Deliverable Report
Code:
The provided code effectively incorporates the following functionalities:
- Task Selection: Allows users to choose between five tasks:
o Text Generation.
o Text Summarization.
o Sentiment Analysis.
o Creative Prompt Engineering.
o Zero-shot Classification.
- Flexible Inputs:
o Prompts and paragraphs are dynamically accepted from the user.
o Parameters like max_length, temperature, top_p, and top_k are configured to experiment with output quality.
- Models:
o GPT-2 for text generation and creative prompt engineering.
o Facebook/BART for summarization and zero-shot classification.
o DistilBERT for sentiment analysis.
Advanced Experimentation with Parameters
- Impact of Parameters:
o Temperature: Higher values (e.g., 0.9) yield more creative but less coherent results, while lower values (e.g., 0.7) provide more deterministic responses.
o Max_length: Controls the verbosity of the output; excessively high values often result in repetitive content.

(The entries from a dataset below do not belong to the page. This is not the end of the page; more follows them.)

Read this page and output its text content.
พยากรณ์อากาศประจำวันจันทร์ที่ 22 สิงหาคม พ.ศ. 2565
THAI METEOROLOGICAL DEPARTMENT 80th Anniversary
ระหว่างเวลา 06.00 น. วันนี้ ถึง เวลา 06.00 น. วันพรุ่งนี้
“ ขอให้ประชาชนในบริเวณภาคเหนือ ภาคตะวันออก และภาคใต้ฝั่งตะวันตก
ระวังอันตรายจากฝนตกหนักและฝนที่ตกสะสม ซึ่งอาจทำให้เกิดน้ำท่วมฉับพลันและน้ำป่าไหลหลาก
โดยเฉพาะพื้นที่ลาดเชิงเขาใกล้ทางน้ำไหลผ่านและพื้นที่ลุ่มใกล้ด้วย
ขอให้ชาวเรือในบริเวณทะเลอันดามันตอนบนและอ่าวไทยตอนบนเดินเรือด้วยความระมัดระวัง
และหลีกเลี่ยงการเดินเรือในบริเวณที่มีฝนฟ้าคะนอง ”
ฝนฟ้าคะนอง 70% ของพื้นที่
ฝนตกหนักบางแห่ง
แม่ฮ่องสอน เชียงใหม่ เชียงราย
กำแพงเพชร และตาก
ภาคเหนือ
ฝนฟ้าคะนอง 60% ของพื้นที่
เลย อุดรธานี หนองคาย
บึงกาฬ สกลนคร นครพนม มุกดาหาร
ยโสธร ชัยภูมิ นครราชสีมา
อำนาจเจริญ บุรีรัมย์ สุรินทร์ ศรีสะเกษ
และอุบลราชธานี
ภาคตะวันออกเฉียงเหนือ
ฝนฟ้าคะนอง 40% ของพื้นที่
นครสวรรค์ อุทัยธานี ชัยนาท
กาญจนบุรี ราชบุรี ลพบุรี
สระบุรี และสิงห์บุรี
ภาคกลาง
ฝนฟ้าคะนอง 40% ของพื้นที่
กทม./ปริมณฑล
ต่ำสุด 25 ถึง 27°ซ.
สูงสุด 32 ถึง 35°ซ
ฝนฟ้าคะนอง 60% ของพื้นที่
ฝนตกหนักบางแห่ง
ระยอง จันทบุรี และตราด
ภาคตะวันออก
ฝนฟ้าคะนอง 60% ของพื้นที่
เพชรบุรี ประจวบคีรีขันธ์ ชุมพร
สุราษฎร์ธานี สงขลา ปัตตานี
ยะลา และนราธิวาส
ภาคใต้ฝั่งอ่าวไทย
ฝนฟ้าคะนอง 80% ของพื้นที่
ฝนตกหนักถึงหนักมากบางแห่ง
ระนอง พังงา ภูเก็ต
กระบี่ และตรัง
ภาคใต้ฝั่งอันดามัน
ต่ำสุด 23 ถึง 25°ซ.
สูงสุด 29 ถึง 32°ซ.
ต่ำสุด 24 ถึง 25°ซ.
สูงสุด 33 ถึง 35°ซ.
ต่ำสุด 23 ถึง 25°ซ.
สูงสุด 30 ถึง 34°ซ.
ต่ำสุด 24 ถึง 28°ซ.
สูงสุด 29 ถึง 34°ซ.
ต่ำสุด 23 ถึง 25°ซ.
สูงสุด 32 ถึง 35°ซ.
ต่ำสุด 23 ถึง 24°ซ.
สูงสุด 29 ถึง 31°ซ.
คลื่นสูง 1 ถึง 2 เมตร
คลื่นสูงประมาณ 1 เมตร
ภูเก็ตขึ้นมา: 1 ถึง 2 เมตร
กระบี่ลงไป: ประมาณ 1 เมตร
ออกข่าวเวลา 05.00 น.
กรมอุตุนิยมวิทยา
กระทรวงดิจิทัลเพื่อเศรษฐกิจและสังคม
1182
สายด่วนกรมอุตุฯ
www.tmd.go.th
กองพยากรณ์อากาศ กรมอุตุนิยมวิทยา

o Top_p: Lower values limit randomness; higher values encourage diversity at the cost of relevance.
o Top_k: Restricts token selection; smaller values enforce strict control but can sacrifice creative diversity.
o Truncation: Controls whether or not the input text should be truncated if it exceeds the model’s maximum input length.
o pad_token_id: Refers to the ID of a special padding token used to make all inputs or outputs the same length during training or inference.
In most GPT-like models, the padding token ID is 50256. [USED]
In BERT-based models, it might correspond to [PAD].
- Findings:
o Creative and coherent outputs require fine-tuning these parameters together, based on the specific task.